The “Amnesty International Report 2008: State of the World’s Human Rights” released yesterday also says the police and army personnel have violated human rights in Bangladesh with impunity.
These are parts of a larger global trend observed by the AI, which also include suppressing dissent and promoting torture and ill treatment to gather intelligence.
“Fair trial safeguards were weakened by the use of Special Courts which imposed tight restrictions on defendants’ access to lawyers, and by the denial of bail to defendants charged under emergency regulations,” reads the report on Bangladesh.
According to the report, many were detained “arbitrarily” and held under emergency rules over the past year. “Some were then charged with politically motivated criminal offences,” says the report.
The AI has accused the security forces, including the army, paramilitary forces and the police, of violating human rights with impunity through “torture and other ill-treatment and alleged extra-judicial executions”.
“Army personnel accused of human rights violations remained almost entirely outside the purview of civilian judicial accountability mechanisms,” reports the AI.

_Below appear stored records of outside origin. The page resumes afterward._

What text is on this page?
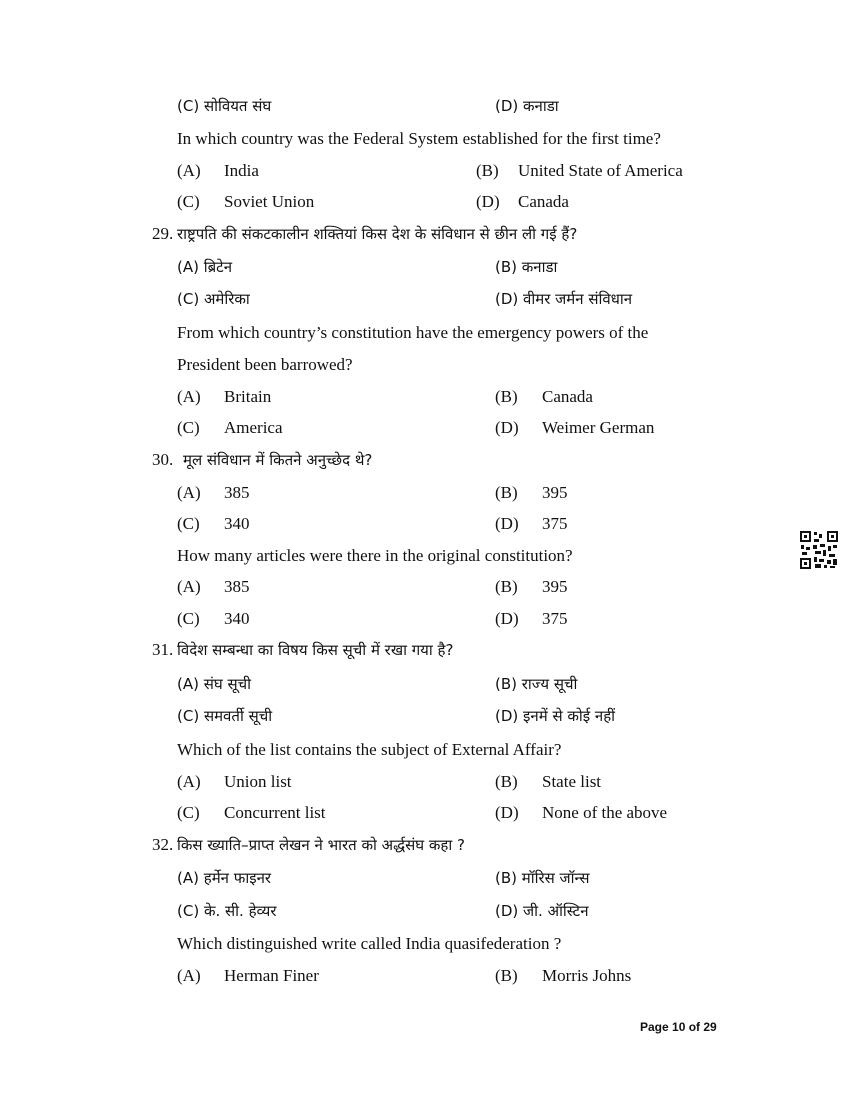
(C) सोवियत संघ	(D) कनाडा
In which country was the Federal System established for the first time?
(A) India	(B) United State of America
(C) Soviet Union	(D) Canada
29. राष्ट्रपति की संकटकालीन शक्तियां किस देश के संविधान से छीन ली गई हैं?
(A) ब्रिटेन	(B) कनाडा
(C) अमेरिका	(D) वीमर जर्मन संविधान
From which country’s constitution have the emergency powers of the
President been barrowed?
(A) Britain	(B) Canada
(C) America	(D) Weimer German
30. मूल संविधान में कितने अनुच्छेद थे?
(A) 385	(B) 395
(C) 340	(D) 375
How many articles were there in the original constitution?
(A) 385	(B) 395
(C) 340	(D) 375
31. विदेश सम्बन्धा का विषय किस सूची में रखा गया है?
(A) संघ सूची	(B) राज्य सूची
(C) समवर्ती सूची	(D) इनमें से कोई नहीं
Which of the list contains the subject of External Affair?
(A) Union list	(B) State list
(C) Concurrent list	(D) None of the above
32. किस ख्याति–प्राप्त लेखन ने भारत को अर्द्धसंघ कहा ?
(A) हर्मेन फाइनर	(B) मॉरिस जॉन्स
(C) के. सी. हेव्यर	(D) जी. ऑस्टिन
Which distinguished write called India quasifederation ?
(A) Herman Finer	(B) Morris Johns
Page 10 of 29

AI Secretary General Irene Khan wrote to Chief Adviser Fakhruddin Ahmed last November, urging him to launch an unrestricted enquiry into human rights violations by security forces.
The report observes that the police lack adequate training and equipment, effective accountability and oversight mechanisms.
It reports that wide-ranging media restrictions, although not strictly enforced, compelled the media to intensify self-censorship.
“Journalists were threatened with arrest if they criticised intelligence agencies or the army,” it says, adding that human rights activists and lawyers have also fallen victims to state detention, torture or threats.
“As in previous years, human rights defenders were subjected to arbitrary detention and tortures. Lawyers were allegedly threatened with arrest on corruption charges if they took up high-profile cases,” says the AI, which operates in over 150 countries.
The report also reports of continued violence against women and the lack of government action to bring war criminals to justice.